Two rotating masses attached by a spring

[forceface]

Homework Statement

Two pucks of mass m slide freely on a horizontal plane. They are connected by a
spring (constant k and negligible un-stretched length) and set in circular motion
with angular momentum L. The pucks are given a small, simultaneous radial
poke. What is the frequency of subsequent radial oscillations?

Homework Equations

Lagrangian? -> Equations of motion?

The Attempt at a Solution

I thought of setting up the Lagrangian of the system and finding the Equations of Motion and then some how apply the small radial pertabation and from that the radial frequency should just pop out. My Lagrangian is
L=1/2m(r1'^2+r2'^2)+1/2m((r1*θ1')^2+(r2*θ2')^2)-1/2k(r1-r2)^2. Since the system is set in circular motion all θ' are constant such that θ'=ω for both theta. With that said the equations of Motions are
-m*r1''+m*w^2*r1-k(r1-r2)=0
&
-mr2''+m*w^2*r2+k(r1-r2)=0
Now how apply the small radial perturbation? is r1-r2<<r1 or r2?
(Note that all time derivatives are denoted by a ', i.e. v(t)=x'(t))

 

[Simon Bridge]

... or you could set up the 1D system in rotating coordinates.

 

[vanhees71]

The Lagrangian looks fine, although with LaTeX it would be somwhat easier to read ;-).

I'd, however, use different generalized coordinates, namely center-of-mass and relative coordinates, because the use of coordinates adapted to the symmetries of the problem is always of advantage. The "little radial kick" has simply to be implemented into the initial conditions, although it's not very clearly stated what's meant by that "kick" precisely.

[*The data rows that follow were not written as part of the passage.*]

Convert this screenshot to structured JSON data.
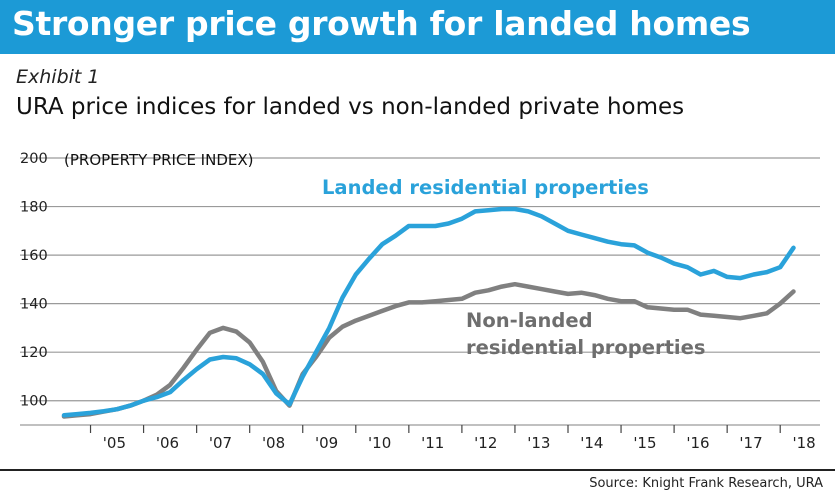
{
  "header": {
    "title": "Stronger price growth for landed homes",
    "exhibit": "Exhibit 1",
    "subtitle": "URA price indices for landed vs non-landed private homes"
  },
  "source": "Source: Knight Frank Research, URA",
  "colors": {
    "banner": "#1c9ad6",
    "landed": "#2aa2da",
    "non_landed": "#808080",
    "grid": "#9a9a9a"
  },
  "chart_data": {
    "type": "line",
    "ylabel": "(PROPERTY PRICE INDEX)",
    "ylim": [
      90,
      200
    ],
    "yticks": [
      100,
      120,
      140,
      160,
      180,
      200
    ],
    "xlim": [
      2004.5,
      2018.75
    ],
    "xtick_labels": [
      "'05",
      "'06",
      "'07",
      "'08",
      "'09",
      "'10",
      "'11",
      "'12",
      "'13",
      "'14",
      "'15",
      "'16",
      "'17",
      "'18"
    ],
    "grid": true,
    "series": [
      {
        "name": "Landed residential properties",
        "x": [
          2004.5,
          2004.75,
          2005.0,
          2005.25,
          2005.5,
          2005.75,
          2006.0,
          2006.25,
          2006.5,
          2006.75,
          2007.0,
          2007.25,
          2007.5,
          2007.75,
          2008.0,
          2008.25,
          2008.5,
          2008.75,
          2009.0,
          2009.25,
          2009.5,
          2009.75,
          2010.0,
          2010.25,
          2010.5,
          2010.75,
          2011.0,
          2011.25,
          2011.5,
          2011.75,
          2012.0,
          2012.25,
          2012.5,
          2012.75,
          2013.0,
          2013.25,
          2013.5,
          2013.75,
          2014.0,
          2014.25,
          2014.5,
          2014.75,
          2015.0,
          2015.25,
          2015.5,
          2015.75,
          2016.0,
          2016.25,
          2016.5,
          2016.75,
          2017.0,
          2017.25,
          2017.5,
          2017.75,
          2018.0,
          2018.25
        ],
        "values": [
          94,
          94.5,
          95,
          95.7,
          96.5,
          98,
          100,
          101.5,
          103.5,
          108.5,
          113,
          117,
          118,
          117.5,
          115,
          111,
          103,
          98.5,
          110,
          120,
          130,
          142.5,
          152,
          158.5,
          164.5,
          168,
          172,
          172,
          172,
          173,
          175,
          178,
          178.5,
          179,
          179,
          178,
          176,
          173,
          170,
          168.5,
          167,
          165.5,
          164.5,
          164,
          161,
          159,
          156.5,
          155,
          152,
          153.5,
          151,
          150.5,
          152,
          153,
          155,
          163
        ]
      },
      {
        "name": "Non-landed residential properties",
        "x": [
          2004.5,
          2004.75,
          2005.0,
          2005.25,
          2005.5,
          2005.75,
          2006.0,
          2006.25,
          2006.5,
          2006.75,
          2007.0,
          2007.25,
          2007.5,
          2007.75,
          2008.0,
          2008.25,
          2008.5,
          2008.75,
          2009.0,
          2009.25,
          2009.5,
          2009.75,
          2010.0,
          2010.25,
          2010.5,
          2010.75,
          2011.0,
          2011.25,
          2011.5,
          2011.75,
          2012.0,
          2012.25,
          2012.5,
          2012.75,
          2013.0,
          2013.25,
          2013.5,
          2013.75,
          2014.0,
          2014.25,
          2014.5,
          2014.75,
          2015.0,
          2015.25,
          2015.5,
          2015.75,
          2016.0,
          2016.25,
          2016.5,
          2016.75,
          2017.0,
          2017.25,
          2017.5,
          2017.75,
          2018.0,
          2018.25
        ],
        "values": [
          93.5,
          94,
          94.5,
          95.5,
          96.5,
          98,
          100,
          102.5,
          106.5,
          113.5,
          121,
          128,
          130,
          128.5,
          124,
          116,
          104,
          98,
          111,
          118,
          126,
          130.5,
          133,
          135,
          137,
          139,
          140.5,
          140.5,
          141,
          141.5,
          142,
          144.5,
          145.5,
          147,
          148,
          147,
          146,
          145,
          144,
          144.5,
          143.5,
          142,
          141,
          141,
          138.5,
          138,
          137.5,
          137.5,
          135.5,
          135,
          134.5,
          134,
          135,
          136,
          140,
          145
        ]
      }
    ],
    "annotations": [
      "Landed residential properties",
      "Non-landed",
      "residential properties"
    ]
  }
}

Is this really the complete problem statement given to you?

 

[Oxvillian]

Since the system is set in circular motion all θ' are constant such that θ'=ω for both theta. With that said the equations of Motions are

Hi forceface - I think you're doing things kind of backwards here. You need to get the equations of motion first before you start thinking about specific solutions (like the solution where the masses spin round in a circle). That will lead you to an "effective potential", from which you can extract your answer.

 

[paranormal]

I would approach this problem by first clarifying some assumptions and simplifications in the given scenario. For example, are the pucks sliding on a frictionless surface? Is the spring massless? Are the pucks considered point masses or do they have a finite size?

Once these details are clarified, I would proceed with the approach of setting up the Lagrangian and finding the equations of motion. However, instead of directly applying a small radial perturbation, I would first analyze the system's stability and determine whether it is in stable or unstable equilibrium. This can be done by finding the effective potential energy of the system and analyzing its minima and maxima.

If the system is in stable equilibrium, then a small radial perturbation would result in oscillations around the equilibrium point. The frequency of these oscillations can be found by linearizing the equations of motion around the equilibrium point and solving for the natural frequency of the resulting linear system.

If the system is in unstable equilibrium, then a small radial perturbation would result in the pucks moving further away from each other. In this case, the frequency of the subsequent radial oscillations would not be well-defined as the pucks would continue to move away from each other.

In summary, as a scientist, I would approach this problem by first clarifying any assumptions and simplifications, analyzing the stability of the system, and then determining the frequency of subsequent radial oscillations based on the system's behavior.